Seulement quand on découvrira le cadavre de Tulacomak, il y aura une enquête soi-soi. La môme Nathalia se mettra à table ; peut-être même me mettra-t-elle le meurtre sur le dossard ?
Comme pour me donner raison, je vois des lumières qui s’éclairent, dans la façade de l’ambassade, à l’autre bout du parc. Cette peau d’hareng me fait porter le bada.
— Qu’est-ce qu’on maquille ! beugle le Gros qui se sent pâlichon des mollets, lui aussi.
Vous le savez, morceau de loques, quand ça barde vraiment, San-Antonio est là.
Je désigne une petite porte à Béru.
— Passe par ici, Gros. Notre bagnole-radio est restée sur place. Va la chercher ! Pendant ce temps, moi, je vais évacuer Monsieur de son territoire, c’est la première chose à faire…
Béru ne se perd pas en protestations. Il file, recta, dans son bel habit fripé qui lui donne l’air d’un pingouin en deuil.
Je rentre dans le nid d’amour. Je cramponne un peignoir de bain, je roule l’Excellence dedans en lui laissant le poignard dans le palpitant. J’éteins tout et je charge Tulacomak sur mes robustes épaules.
Ensuite de quoi je me trisse par la petite porte. Il est temps. J’entends des voix dans le parc. Des gens radinent.
Un qui sait se manier le panier quand c’est nécessaire, c’est mon cher Bérurier. Je le chahute, mais je l’adore, le Gros. Il est tellement efficace ! Combien de fois déjà m’a-t-il guidé pour me sortir du merdier !
Il radine déjà avec notre chignole, tous phares éteints. Il quitte son siège en voltige, sans couper le moteur, ouvre la portière arrière et m’aide à cloquer l’Excellente Excellence sur le plancher de la 15 six.

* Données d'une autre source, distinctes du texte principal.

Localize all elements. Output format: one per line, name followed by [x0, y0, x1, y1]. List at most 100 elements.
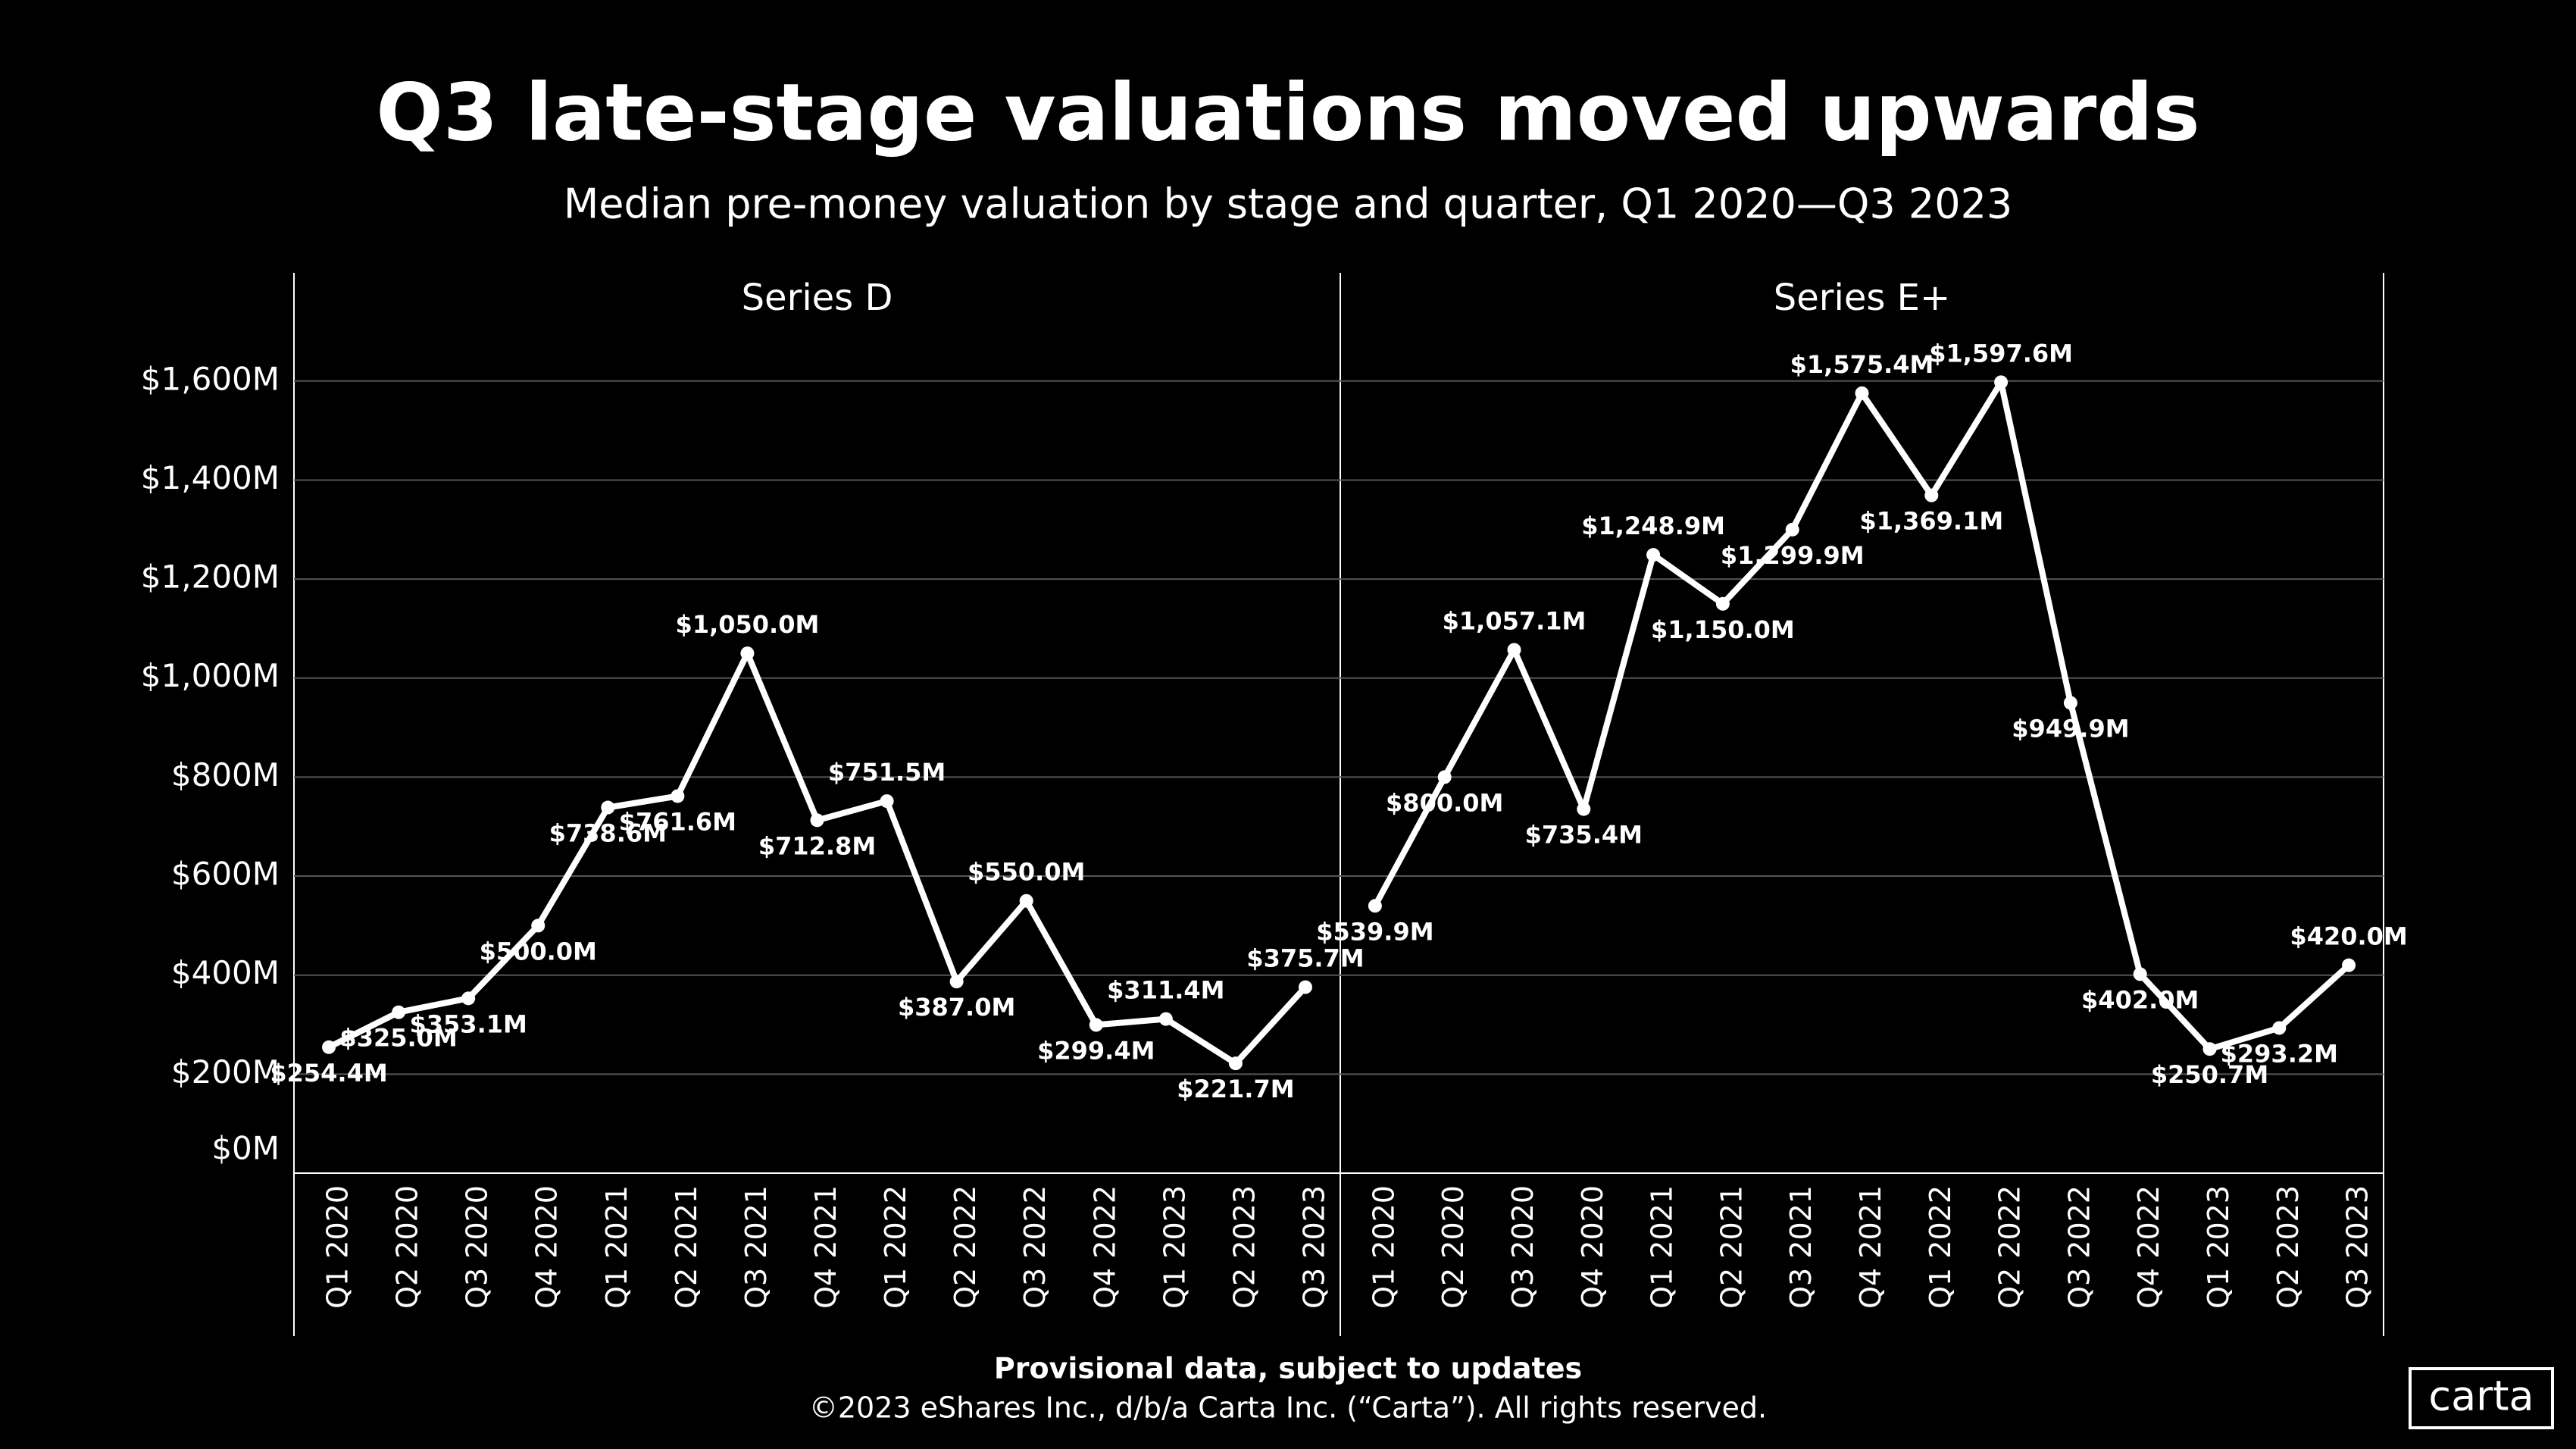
x-tick-label: Q2 2023	[2271, 1185, 2305, 1309]
point	[740, 646, 755, 661]
x-tick-label: Q4 2022	[2132, 1185, 2165, 1309]
title: Q3 late-stage valuations moved upwards	[376, 66, 2199, 158]
value-label: $1,597.6M	[1929, 339, 2073, 368]
value-label: $420.0M	[2290, 922, 2407, 951]
value-label: $375.7M	[1246, 944, 1364, 973]
value-label: $1,057.1M	[1443, 606, 1587, 635]
point	[1228, 1056, 1243, 1071]
value-label: $751.5M	[828, 758, 946, 787]
x-tick-label: Q4 2021	[809, 1185, 843, 1309]
point	[1507, 643, 1521, 657]
y-tick-label: $400M	[171, 954, 280, 991]
point	[1994, 375, 2009, 390]
value-label: $299.4M	[1037, 1036, 1155, 1065]
point	[810, 813, 824, 828]
y-tick-label: $600M	[171, 856, 280, 893]
value-label: $293.2M	[2221, 1039, 2338, 1068]
x-tick-label: Q1 2021	[600, 1185, 633, 1309]
point	[1089, 1018, 1103, 1032]
x-tick-label: Q1 2022	[879, 1185, 912, 1309]
x-tick-label: Q3 2021	[1784, 1185, 1818, 1309]
y-tick-label: $800M	[171, 756, 280, 793]
point	[601, 800, 615, 815]
point	[2133, 967, 2147, 981]
x-tick-label: Q3 2020	[461, 1185, 494, 1309]
value-label: $1,050.0M	[676, 610, 820, 639]
subtitle: Median pre-money valuation by stage and …	[564, 180, 2013, 228]
x-tick-label: Q1 2020	[1367, 1185, 1400, 1309]
point	[531, 919, 546, 933]
point	[671, 789, 685, 803]
point	[392, 1005, 406, 1019]
x-tick-label: Q1 2021	[1646, 1185, 1679, 1309]
point	[2202, 1042, 2217, 1056]
point	[322, 1040, 336, 1054]
panel-title: Series D	[742, 277, 893, 319]
value-label: $325.0M	[339, 1024, 457, 1053]
point	[1158, 1012, 1173, 1026]
point	[880, 794, 894, 809]
value-label: $761.6M	[619, 807, 736, 836]
value-label: $949.9M	[2012, 714, 2129, 743]
value-label: $1,299.9M	[1721, 541, 1865, 570]
value-label: $550.0M	[968, 858, 1085, 887]
point	[1577, 802, 1591, 816]
value-label: $221.7M	[1177, 1075, 1294, 1103]
point	[1715, 596, 1730, 611]
x-tick-label: Q2 2021	[1715, 1185, 1748, 1309]
x-tick-label: Q4 2020	[530, 1185, 564, 1309]
x-tick-label: Q4 2020	[1576, 1185, 1609, 1309]
value-label: $311.4M	[1107, 976, 1224, 1005]
y-tick-label: $200M	[171, 1053, 280, 1091]
x-tick-label: Q1 2023	[1158, 1185, 1191, 1309]
x-tick-label: Q2 2022	[949, 1185, 982, 1309]
value-label: $387.0M	[898, 993, 1015, 1022]
y-tick-label: $1,400M	[141, 459, 280, 496]
point	[1019, 893, 1033, 908]
x-tick-label: Q3 2021	[739, 1185, 773, 1309]
value-label: $1,150.0M	[1651, 615, 1795, 644]
x-tick-label: Q1 2020	[321, 1185, 355, 1309]
footer-note: Provisional data, subject to updates	[994, 1352, 1582, 1385]
value-label: $1,575.4M	[1790, 350, 1934, 379]
logo: carta	[2428, 1372, 2534, 1420]
x-tick-label: Q2 2020	[391, 1185, 424, 1309]
point	[1368, 899, 1382, 913]
point	[1855, 386, 1869, 400]
copyright: ©2023 eShares Inc., d/b/a Carta Inc. (“C…	[809, 1391, 1767, 1425]
x-tick-label: Q3 2022	[1018, 1185, 1052, 1309]
value-label: $712.8M	[758, 831, 876, 860]
point	[1298, 980, 1312, 994]
value-label: $1,369.1M	[1859, 507, 2003, 536]
panel-title: Series E+	[1774, 277, 1950, 319]
value-label: $250.7M	[2151, 1060, 2268, 1089]
y-tick-label: $1,600M	[141, 360, 280, 397]
line	[1372, 379, 2351, 1053]
x-tick-label: Q3 2020	[1506, 1185, 1540, 1309]
value-label: $735.4M	[1525, 821, 1643, 850]
logo-box	[2409, 1367, 2554, 1429]
value-label: $254.4M	[270, 1059, 387, 1088]
x-tick-label: Q1 2023	[2202, 1185, 2235, 1309]
x-tick-label: Q2 2022	[1993, 1185, 2027, 1309]
point	[2342, 958, 2356, 972]
point	[1785, 522, 1799, 537]
value-label: $353.1M	[410, 1009, 527, 1038]
x-tick-label: Q2 2020	[1436, 1185, 1470, 1309]
x-tick-label: Q2 2021	[670, 1185, 703, 1309]
value-label: $738.6M	[549, 819, 667, 848]
value-label: $402.0M	[2081, 985, 2199, 1014]
point	[1437, 770, 1452, 784]
x-tick-label: Q3 2022	[2062, 1185, 2096, 1309]
value-label: $800.0M	[1386, 788, 1503, 817]
x-tick-label: Q3 2023	[2341, 1185, 2374, 1309]
y-tick-label: $1,000M	[141, 657, 280, 694]
point	[1924, 488, 1939, 502]
point	[1646, 548, 1661, 562]
point	[2272, 1021, 2287, 1035]
y-tick-label: $0M	[211, 1130, 280, 1167]
x-tick-label: Q4 2021	[1854, 1185, 1887, 1309]
point	[461, 991, 476, 1006]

Nous redémarrons à fond de ballon. C’est Béru qui tient le manche et il joue les Stirling Moss ! On prend une avenue qui descend ; on traverse un point (sur l’Aar), on remonte une côte et, au bout de dix minuscules minutes, on se trouve en pleine cambrousse, non loin d’une ferme où des vaches insomniaques mugissent leur nostalgie des passages à niveau.
— Alors ? demande le Gros.
Je lui désigne un petit chemin bordé d’arbres.
— Gare-toi là, je vais essayer d’avoir Paris.
Je monte l’antenne de secours pour plus de sécurité et je sonne Paname. Ça rend. La réception n’est pas impec, mais elle est audible.
Je me fais passer le service du Vieux. Le planton m’apprend que le Boss est dans les bras de l’Orfèvre. Qu’à cela ne tienne, j’insiste pour qu’on le réveille. Une ligne particulière unit son domicile au burlingue, ce qui simplifie the question.
Bref, en moins de temps qu’il n’en faut à une dame de Pigalle pour secouer le larfeuil d’un maquignon saoul, j’obtiens le dirlo.
On l’a affranchi que c’était moi. Il fait sèchement :
— J’écoute !
Je ne sais pas par quel bout commencer.
— Nous sommes à Berne, monsieur le directeur… Il s’est passé des événements… heu… fâcheux, qui seraient trop longs à vous expliquer. Bref, Tulacomak est mort.
— De mort violente ? questionne toujours aussi froidement le patron.
— Tout ce qu’il y a de plus violente !
— Vous ?
— Non, mais tout pourrait le faire croire…
— Où êtes-vous ?
— En voiture. Il est à l’arrière…
Un silence plus tendu qu’une corde de violon ou que la peau du ventre de Gabriello.
— Écoutez-moi, mon cher. Débrouillez-vous comme vous l’entendrez, mais il ne faut pas qu’on retrouve le défunt.